On-chain Data Analysis: Key Balance Top-Up Metrics Indicate a Shift in Market Sentiment

During my daily monitoring of blockchain activity, I recorded a significant change in the balance replenishment patterns of large wallets. Data obtained from analyzing network transactions shows a steady increase in the volume of incoming transfers to cold wallets and accumulation addresses. This is a classic signal that in the past preceded periods of consolidation or trend reversal.

Particular attention is drawn to the increase in the average transaction size. While small and medium transfers, typical of retail traders, previously dominated, we are now seeing a predominance of large amounts, indicating activity by institutional players or whales.

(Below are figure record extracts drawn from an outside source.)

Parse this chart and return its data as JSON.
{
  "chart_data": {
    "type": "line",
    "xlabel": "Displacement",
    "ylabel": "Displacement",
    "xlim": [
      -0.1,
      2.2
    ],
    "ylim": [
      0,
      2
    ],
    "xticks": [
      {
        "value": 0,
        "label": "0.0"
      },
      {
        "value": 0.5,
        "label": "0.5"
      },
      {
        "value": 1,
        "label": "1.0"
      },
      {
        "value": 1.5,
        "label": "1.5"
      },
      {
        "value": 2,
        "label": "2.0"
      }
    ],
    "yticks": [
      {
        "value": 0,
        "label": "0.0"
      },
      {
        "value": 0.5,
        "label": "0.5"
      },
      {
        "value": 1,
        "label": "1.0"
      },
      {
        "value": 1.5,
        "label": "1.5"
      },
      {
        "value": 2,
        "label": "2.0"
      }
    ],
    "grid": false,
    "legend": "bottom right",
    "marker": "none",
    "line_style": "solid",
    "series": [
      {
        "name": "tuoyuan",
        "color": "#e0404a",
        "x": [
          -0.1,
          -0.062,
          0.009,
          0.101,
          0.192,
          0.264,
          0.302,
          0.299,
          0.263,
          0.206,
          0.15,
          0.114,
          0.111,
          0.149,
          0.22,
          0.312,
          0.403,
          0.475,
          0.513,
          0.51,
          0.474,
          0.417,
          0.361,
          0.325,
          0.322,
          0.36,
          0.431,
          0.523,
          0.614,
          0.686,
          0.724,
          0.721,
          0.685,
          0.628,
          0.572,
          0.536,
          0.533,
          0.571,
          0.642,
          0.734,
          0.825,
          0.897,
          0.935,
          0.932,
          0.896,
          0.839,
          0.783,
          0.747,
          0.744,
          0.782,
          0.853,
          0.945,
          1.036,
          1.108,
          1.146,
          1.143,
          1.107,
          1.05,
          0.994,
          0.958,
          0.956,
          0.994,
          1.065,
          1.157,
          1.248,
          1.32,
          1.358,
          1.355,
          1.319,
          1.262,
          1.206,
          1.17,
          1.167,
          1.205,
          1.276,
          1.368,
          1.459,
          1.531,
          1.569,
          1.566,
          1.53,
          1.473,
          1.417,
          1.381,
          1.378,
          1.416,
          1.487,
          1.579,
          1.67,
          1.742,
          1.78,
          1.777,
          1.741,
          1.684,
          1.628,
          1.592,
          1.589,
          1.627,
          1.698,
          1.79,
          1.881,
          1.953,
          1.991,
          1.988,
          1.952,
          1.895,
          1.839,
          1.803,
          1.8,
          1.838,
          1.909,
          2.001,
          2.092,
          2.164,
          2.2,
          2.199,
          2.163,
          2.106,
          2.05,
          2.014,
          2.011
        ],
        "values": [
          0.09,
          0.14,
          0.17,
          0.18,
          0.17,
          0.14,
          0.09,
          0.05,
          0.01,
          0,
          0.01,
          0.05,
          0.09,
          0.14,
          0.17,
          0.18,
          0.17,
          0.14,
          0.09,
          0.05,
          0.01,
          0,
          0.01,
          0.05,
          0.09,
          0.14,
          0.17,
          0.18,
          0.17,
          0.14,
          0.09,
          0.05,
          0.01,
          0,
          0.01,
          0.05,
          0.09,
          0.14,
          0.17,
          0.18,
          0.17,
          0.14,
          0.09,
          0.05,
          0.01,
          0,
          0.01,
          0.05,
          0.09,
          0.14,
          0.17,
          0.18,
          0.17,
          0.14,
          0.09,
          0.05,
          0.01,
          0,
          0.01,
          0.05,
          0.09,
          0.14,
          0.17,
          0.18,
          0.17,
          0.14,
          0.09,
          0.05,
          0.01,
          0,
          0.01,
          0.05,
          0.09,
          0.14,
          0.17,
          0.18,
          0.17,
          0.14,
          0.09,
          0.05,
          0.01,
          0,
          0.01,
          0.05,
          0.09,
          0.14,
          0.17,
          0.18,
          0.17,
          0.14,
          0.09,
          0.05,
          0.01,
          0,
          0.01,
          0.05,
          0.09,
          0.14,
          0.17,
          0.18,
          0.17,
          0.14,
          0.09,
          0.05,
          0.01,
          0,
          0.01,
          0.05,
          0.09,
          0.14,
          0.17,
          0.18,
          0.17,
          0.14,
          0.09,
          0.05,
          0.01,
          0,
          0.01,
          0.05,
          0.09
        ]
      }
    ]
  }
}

They are not just moving funds between exchanges but withdrawing them to cold storage. This points to a long-term accumulation strategy rather than preparation for an immediate sale.

Key metrics I am tracking:

  • Increase in the number of unique addresses with a balance exceeding 1000 coins.
  • Decrease in the volume of funds on exchange hot wallets.
  • Increase in the average coin holding time (HODL waves).

Such balance replenishment dynamics are traditionally interpreted as a bullish signal. When large holders remove liquidity from the market, selling pressure decreases. This creates conditions for price stabilization and subsequent growth. However, I would advise against jumping to conclusions. It is necessary to monitor whether this trend persists for at least the next 48-72 hours to rule out one-off technical transfers.

Expert comment from Cryptalist: In my opinion, the current balance replenishment pattern is one of the most reliable indicators among all on-chain metrics. Ignoring it now would be a strategic mistake. The market is preparing for the next phase, and those who closely monitor the movement of whale funds gain an advantage.